Craig Briggs and his wife Melanie visit their rundown Spanish farmhouse - and find themelves in the midst of a property developer's nightmare.

To read earlier episodes of Craig's account of the roller coaster experience of buying and restoring the farmhouse please click on Spanish Secrets in the menu on this page.

Accepting Manolo’s quote for the restoration of our ruined farmhouse lent a new impetus to our endeavours. Nagging doubts that we had seriously underestimated the building costs were now a distant memory. With renewed enthusiasm we headed off for the house to check on the progress of the new boundary wall. It had been a few days since we’d visited the site so we were hoping for a big improvement.

It was a bright, sunny morning as we entered the village. As we rounded the final bend our path was block by a large off-road vehicle. I pulled onto the grass verge at the side of the lane and parked. Sitting in the car listening to the local radio station, we hadn’t noticed anything different about this normally peaceful and tranquil village. As soon as I opened the car door, the peace was shattered by a deafening and instantly recognisable noise.

The throbbing hum of a large, diesel-powered generator filled the air. But even this couldn’t quite mask the mechanical drone of a large drilling-rig. Somebody somewhere was having a bore-hole drilled and it was close. Very close. A terrible thought exploded into my mind. Anxiously I rushed to the end of the drive. My fears were immediately realised.

Blocking the driveway was an enormous generator. Its once bright-orange paintwork was smeared with black oily-patches and covered in dirty finger prints. Grimy smears of contaminated diesel dripped from the filler-cap, overspill from careless hands. A sooty exhaust-pipe ejected plumes of black smoke into the atmosphere as the motor revved. Trailing from this mechanised monster, like giant tentacles, was a spaghetti-like mix of pipes and tubes.

As we stared through the toxic haze the familiar shape of a drilling-rig emerged. This giant tractor bounced and shook as the large drill slowly and rhythmically bored into the ground. Piles of grey dust, ground-up particles of rock, surrounded the drill head. The overgrown garden now looked more like a scene from the Somme during the Great War.

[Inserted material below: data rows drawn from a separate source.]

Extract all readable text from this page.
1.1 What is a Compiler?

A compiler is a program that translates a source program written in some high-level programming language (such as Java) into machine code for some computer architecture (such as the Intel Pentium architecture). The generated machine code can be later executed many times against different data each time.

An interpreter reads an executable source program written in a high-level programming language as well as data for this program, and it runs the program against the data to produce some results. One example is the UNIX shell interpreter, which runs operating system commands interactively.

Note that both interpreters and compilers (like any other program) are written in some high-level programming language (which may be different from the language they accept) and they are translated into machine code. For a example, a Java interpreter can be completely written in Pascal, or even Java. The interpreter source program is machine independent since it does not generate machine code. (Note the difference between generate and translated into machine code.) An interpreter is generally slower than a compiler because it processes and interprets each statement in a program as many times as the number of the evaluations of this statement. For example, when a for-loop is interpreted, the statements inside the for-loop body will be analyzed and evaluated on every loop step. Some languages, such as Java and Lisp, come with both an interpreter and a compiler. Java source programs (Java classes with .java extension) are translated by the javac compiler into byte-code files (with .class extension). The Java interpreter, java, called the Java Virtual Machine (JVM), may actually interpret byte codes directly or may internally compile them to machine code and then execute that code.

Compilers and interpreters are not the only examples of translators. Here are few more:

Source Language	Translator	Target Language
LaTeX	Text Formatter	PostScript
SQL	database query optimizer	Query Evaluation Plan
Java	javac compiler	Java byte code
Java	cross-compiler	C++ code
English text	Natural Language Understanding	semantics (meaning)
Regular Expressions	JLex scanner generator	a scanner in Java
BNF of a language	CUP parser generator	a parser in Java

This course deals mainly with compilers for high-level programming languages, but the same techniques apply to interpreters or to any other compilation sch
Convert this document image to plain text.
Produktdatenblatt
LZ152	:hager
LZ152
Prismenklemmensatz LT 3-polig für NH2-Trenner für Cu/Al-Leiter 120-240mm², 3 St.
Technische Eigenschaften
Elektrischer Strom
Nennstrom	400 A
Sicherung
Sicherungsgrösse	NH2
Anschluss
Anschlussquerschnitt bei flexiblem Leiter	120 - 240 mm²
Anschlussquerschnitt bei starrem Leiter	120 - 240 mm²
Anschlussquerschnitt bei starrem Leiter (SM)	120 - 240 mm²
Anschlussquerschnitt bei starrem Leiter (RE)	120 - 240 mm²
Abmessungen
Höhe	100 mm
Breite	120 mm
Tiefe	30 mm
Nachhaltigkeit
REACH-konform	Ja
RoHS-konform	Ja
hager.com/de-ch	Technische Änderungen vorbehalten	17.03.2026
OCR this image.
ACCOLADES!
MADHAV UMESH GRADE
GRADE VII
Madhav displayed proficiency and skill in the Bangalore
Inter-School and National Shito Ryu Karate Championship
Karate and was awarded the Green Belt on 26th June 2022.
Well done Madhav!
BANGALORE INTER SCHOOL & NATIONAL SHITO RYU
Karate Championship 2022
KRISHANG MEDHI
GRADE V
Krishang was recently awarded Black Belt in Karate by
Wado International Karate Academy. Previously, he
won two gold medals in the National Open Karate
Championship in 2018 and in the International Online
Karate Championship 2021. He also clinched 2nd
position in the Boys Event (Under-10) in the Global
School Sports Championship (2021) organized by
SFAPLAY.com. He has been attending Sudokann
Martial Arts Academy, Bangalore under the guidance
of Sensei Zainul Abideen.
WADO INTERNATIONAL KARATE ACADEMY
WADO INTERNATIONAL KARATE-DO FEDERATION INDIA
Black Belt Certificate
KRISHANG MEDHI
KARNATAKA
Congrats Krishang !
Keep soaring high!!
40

Through the greasy-grime on the side of the generator the word Chanquero was unmistakable. I couldn’t believe they’d started work without being instructed. They hadn’t even been the cheapest of our four quotes.

A gust of warm, diesel-scented air blew in my face as I squeezed through the narrow gap between the generator and the wall and headed off toward the rig. Seńor Chanquero was nowhere to be seen. Two men, wearing dirty-blue overalls and looking decidedly bored, were standing next to the revolving drill.

“Hola!” I shouted over the booming noise. “How long have you been working here?”

A series of throat-wrenching questions and answers followed before I wandered off to inform Melanie of my findings.

It transpired that they’d begun work on Monday - three days earlier. They’d started drilling on the other side of the garden. This was where all four drilling companies, who had quoted on the work, unanimously agreed they would find water. They’d given this categorical assurance based on four very different, yet equally theatrical, displays of dowsing.

Having drilled to a depth of 92 metres and found nothing but rock, they’d decided to try a different part of the garden. I was delighted that these charlatans had been exposed as the fraudsters they are. That however didn’t help our present predicament.

Firstly - we hadn’t asked Chanquero to start drilling. Secondly, as his was not the cheapest quote we had no intention of asking him. Thirdly, we were paying by the metre and they had already surpassed the depth of the first hole. And fourthly, if they couldn’t find water, the house was worthless, just one more Spanish ruin crumbling in the Galician countryside.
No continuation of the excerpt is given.